Élevage

Codage des œufs : un petit producteur avant-gardiste


Marcel Laviolette, de la Ferme avicole Laviolette, a choisi d'investir dans la traçabilité des oeufs. -Photo ILessard

Isabelle Lessard

Par Isabelle Lessard
Rédactrice en chef
redaction@journalagricom.ca


Le producteur avicole Marcel Laviolette a compris que pour pouvoir survivre dans un monde de grands, il fallait se distinguer. Mais comment se démarquer alors que tous les œufs se ressemblent, même forme, même bon goût,  à l’exception de la couleur qui peut varier? Le propriétaire de la ferme avicole Laviolette de St-Isidore a misé sur le codage, une technologie simple et peu coûteuse qui lui rapporte gros.

En Ontario, quatre principaux producteurs ovocoles se partagent entre 90 et 95 % du marché. Les autres ne reçoivent qu’une mince part, mais les plus innovateurs comme Marcel Laviolette réussissent à s’en tirer à bon compte.

Son entreprise produit non seulement des œufs, mais elle fait aussi office de poste de classement pour les fermes environnantes et elle assure la distribution de tous ces œufs dans les commerces et restaurants ontariens et québécois.
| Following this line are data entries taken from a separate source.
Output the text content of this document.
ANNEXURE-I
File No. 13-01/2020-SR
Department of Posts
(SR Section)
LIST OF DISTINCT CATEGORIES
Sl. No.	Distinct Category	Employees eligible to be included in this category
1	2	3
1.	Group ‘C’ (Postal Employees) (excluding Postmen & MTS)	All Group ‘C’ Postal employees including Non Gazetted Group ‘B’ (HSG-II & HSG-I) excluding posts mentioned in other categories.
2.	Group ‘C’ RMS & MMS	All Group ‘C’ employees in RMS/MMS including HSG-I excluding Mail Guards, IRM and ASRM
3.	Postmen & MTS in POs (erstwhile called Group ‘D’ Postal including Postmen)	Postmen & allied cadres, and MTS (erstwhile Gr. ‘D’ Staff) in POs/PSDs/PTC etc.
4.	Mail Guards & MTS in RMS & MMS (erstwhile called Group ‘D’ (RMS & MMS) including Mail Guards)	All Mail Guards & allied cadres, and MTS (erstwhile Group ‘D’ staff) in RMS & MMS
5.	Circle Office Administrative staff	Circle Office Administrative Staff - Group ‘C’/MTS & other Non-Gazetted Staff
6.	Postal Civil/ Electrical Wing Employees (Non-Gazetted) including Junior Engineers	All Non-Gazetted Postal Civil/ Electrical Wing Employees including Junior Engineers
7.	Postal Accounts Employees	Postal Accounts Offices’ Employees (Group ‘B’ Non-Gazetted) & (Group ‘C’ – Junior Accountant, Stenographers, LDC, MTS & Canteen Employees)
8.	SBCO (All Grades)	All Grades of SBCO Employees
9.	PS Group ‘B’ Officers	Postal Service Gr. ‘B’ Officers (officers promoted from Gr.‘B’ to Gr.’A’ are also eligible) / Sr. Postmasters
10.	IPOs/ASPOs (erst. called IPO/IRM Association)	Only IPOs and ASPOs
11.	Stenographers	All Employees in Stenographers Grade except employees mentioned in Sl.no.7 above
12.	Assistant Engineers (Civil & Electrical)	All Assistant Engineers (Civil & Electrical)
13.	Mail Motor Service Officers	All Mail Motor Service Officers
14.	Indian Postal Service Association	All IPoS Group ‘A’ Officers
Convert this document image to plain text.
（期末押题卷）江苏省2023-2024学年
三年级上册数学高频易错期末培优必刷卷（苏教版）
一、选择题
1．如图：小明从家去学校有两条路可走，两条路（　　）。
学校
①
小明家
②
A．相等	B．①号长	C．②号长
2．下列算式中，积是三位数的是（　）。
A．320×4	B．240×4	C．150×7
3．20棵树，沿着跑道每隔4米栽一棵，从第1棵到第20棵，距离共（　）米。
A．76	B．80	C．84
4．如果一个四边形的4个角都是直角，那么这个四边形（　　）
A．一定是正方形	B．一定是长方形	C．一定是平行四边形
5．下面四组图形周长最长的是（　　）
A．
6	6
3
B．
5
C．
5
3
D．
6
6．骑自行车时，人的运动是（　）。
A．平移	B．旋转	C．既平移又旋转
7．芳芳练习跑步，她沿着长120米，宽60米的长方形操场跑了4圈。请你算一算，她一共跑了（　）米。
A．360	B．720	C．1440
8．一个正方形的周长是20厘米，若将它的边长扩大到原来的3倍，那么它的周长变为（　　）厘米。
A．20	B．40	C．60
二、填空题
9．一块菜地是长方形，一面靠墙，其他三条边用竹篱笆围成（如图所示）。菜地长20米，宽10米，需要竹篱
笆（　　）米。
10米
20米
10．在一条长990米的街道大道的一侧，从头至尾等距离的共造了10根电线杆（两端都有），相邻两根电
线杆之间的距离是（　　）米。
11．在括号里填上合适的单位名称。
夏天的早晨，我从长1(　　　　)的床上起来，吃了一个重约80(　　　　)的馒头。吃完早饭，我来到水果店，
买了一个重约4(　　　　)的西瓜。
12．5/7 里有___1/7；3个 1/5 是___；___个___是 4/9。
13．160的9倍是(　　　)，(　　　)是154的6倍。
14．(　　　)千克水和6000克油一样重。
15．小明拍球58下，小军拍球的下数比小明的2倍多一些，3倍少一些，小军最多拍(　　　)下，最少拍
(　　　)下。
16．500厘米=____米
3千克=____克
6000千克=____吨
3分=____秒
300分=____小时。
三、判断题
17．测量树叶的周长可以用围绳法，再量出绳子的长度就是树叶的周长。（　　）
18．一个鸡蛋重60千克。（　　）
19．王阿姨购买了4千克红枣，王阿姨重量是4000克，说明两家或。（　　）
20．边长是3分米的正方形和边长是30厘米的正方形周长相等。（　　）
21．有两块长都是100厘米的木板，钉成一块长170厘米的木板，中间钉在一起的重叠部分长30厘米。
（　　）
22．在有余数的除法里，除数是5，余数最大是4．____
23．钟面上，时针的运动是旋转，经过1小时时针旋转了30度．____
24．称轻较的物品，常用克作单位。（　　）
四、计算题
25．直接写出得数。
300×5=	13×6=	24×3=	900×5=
On peut dire que les affaires sont encore plus florissantes pour cet entrepreneur de l’Est ontarien depuis qu’il a décidé de mieux répondre à la demande des consommateurs en introduisant un système de traçabilité dans sa chaîne de production.

Cette initiative lui a d’ailleurs valu le Prix de la première ministre pour l’excellence en innovation agroalimentaire le 12 novembre dernier.

« On doit avoir un plan de rappel du plus grand nombre d’œufs possible dans le plus court laps de temps », fait valoir l’homme d’affaires.

Pour lui permettre d’y arriver, une toute petite boîte souffle 60 000 gouttes d’encre comestible par seconde afin d’imprimer sur chacun des oeufs des codes qui permettraient, en cas de rappel, de retracer exactement la provenance des produits problématiques, de les retirer des tablettes les autres et ainsi éviter bien des ennuis aux consommateurs et aux producteurs.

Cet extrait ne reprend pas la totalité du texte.